Artykuł Henryka Suchara ("Królestwo na piasku", nr 49) przybliża problem, z jakim musi się uporać Arabia Saudyjska - kraj stający się jednym z ważniejszych pozaeuropejskich partnerów Polski. Kwestia modernizacji królestwa jest ważna dla regionu i świata. Pytanie, jak przeprowadzić ten proces, zachowując równocześnie ważne dla społeczeństwa tradycyjne wartości. Obserwatorowi z zewnątrz nie jest łatwo zajrzeć poza mur chroniący prawdziwe życie tego kraju.
Szkolna kontrrewolucja
Podstawowa pensja nauczyciela wynosi mniej więcej tyle, ile minimum socjalne. To nie starcza na życie, nie mówiąc już o zaspokajaniu potrzeb kulturalnych, dokształcaniu czy zakupie specjalistycznego sprzętu. Niektórzy rodzice nie potrafią sobie poradzić z jednym dzieckiem, a my mamy w klasie trzydziestu uczniów. Urlop na poratowanie zdrowia to dla nauczycieli często jedyny ratunek przed odejściem na rentę. Proszę się więc nie dziwić, że reforma może pozostać na papierze. Jeśli "wykształcenie średnie ma uzyskiwać 80 proc. młodzieży" ("Szkolna kontrrewolucja", nr 49), to albo będziemy równać w dół, albo ministrowie nigdy nie widzieli z bliska przeciętnego ucznia szkoły zawodowej. On nie tylko nie da sobie rady - on takiego wykształcenia po prostu nie chce!
KRYSTYNA JAGIELSKA
Aleksandrów Kujawski
*
Zastanawiam się, o jakich programach nauczania jest mowa w artykule "Szkolna kontrrewolucja" (nr 49). O tych, które miały się ukazać co najmniej dwa lata przed nową maturą, a o których nikt do tej pory nie słyszał? Doradcy metodyczni bezradnie rozkładają ręce, wszystkie materiały związane z maturą 2002 opatrzone są komentarzem "propozycje". Tylko my wiemy, ile uporu trzeba, by przygotować młodzież do egzaminu dojrzałości bez określonego zakresu obowiązującego materiału.
MAGDALENA RACZKOWSKA
Ostatni sztos
Jako nauczyciel mam okazję obserwować problem narkomanii, który staje się coraz poważniejszy w polskich szkołach.
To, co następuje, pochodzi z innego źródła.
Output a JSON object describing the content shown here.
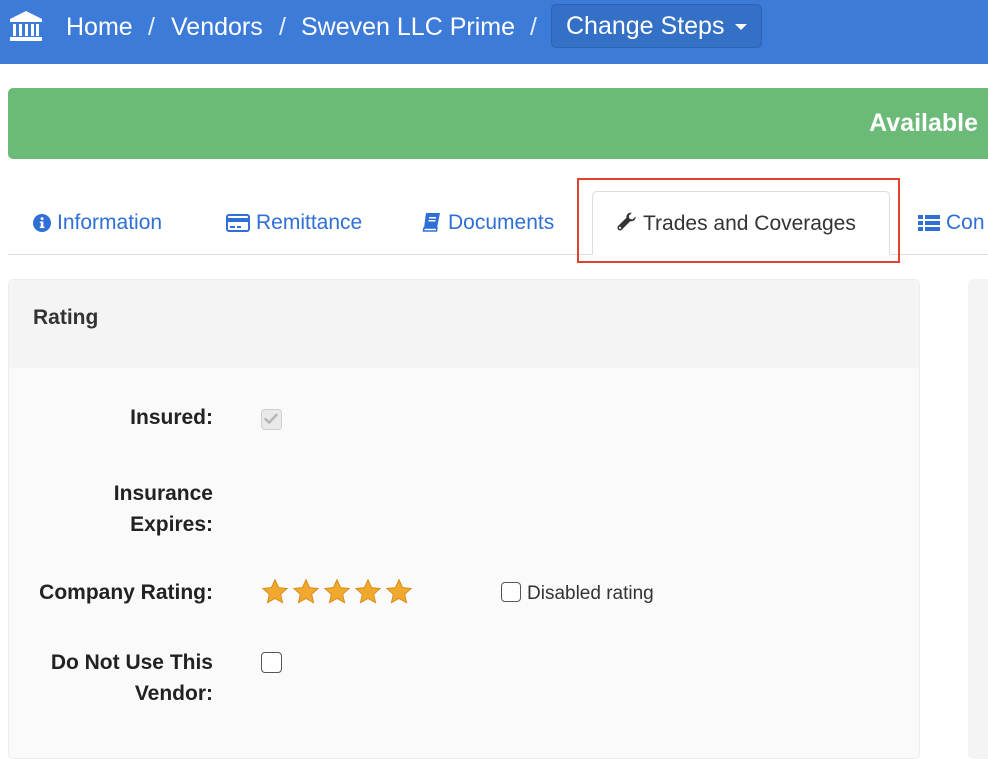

Decyzję Sejmu i prezydenta przyjąłem z nadzieją, że przyczyni się do ograniczenia tego zjawiska. Zgadzam się z Markiem Kotańskim ("Ostatni sztos", nr 48), że bardzo ważna jest profilaktyka, między innymi organizowanie dzieciom i młodzieży czasu wolnego. W dobie Internetu i powszechnej komputeryzacji tradycyjne zajęcia politechniczne są często niedoceniane, choć wśród uczniów cieszą się wielką popularnością. Od 12 lat jestem organizatorem Mistrzostw Lotniczych Modeli Redukcyjnych. Ta działalność przynosi dobre rezultaty w pracy wychowawczej i jest dowodem, że atrakcyjne zajęcia pozalekcyjne w znacznym stopniu pozwalają zmniejszyć patologię wśród dzieci i młodzieży.
BOGUSŁAW NIEMCZAK
nauczyciel Zespołu Szkół Handlowo-Ekonomicznych w Białymstoku
Gliniane pałace
Autorzy artykułu "Gliniane pałace" (nr 45) do jednego worka wrzucają różne technologie i materiały budowlane. Nadzieję na przełamanie kryzysu w mieszkalnictwie widzą w cybermateriałach, dzięki którym za trzydzieści lat koszt postawienia budynku w stanie surowym ma spaść o połowę. Tylko jak w takich domach mieszkać? Moim zdaniem, z cybermateriałami będzie jak z pomidorami - jeszcze niedawno dorodne holenderskie warzywa cieszyły się powodzeniem, dzisiaj nie ma na nie amatorów. Tylko domy z naturalnych materiałów są zdrowe. Dostrzeżenie różnicy to jedynie kwestia czasu. A poza tym po co czekać trzydzieści lat? Już dzisiaj umiejętnie wykonany dom z gliny i słomy jest tańszy od tradycyjnego o 50 proc. I zdrowszy.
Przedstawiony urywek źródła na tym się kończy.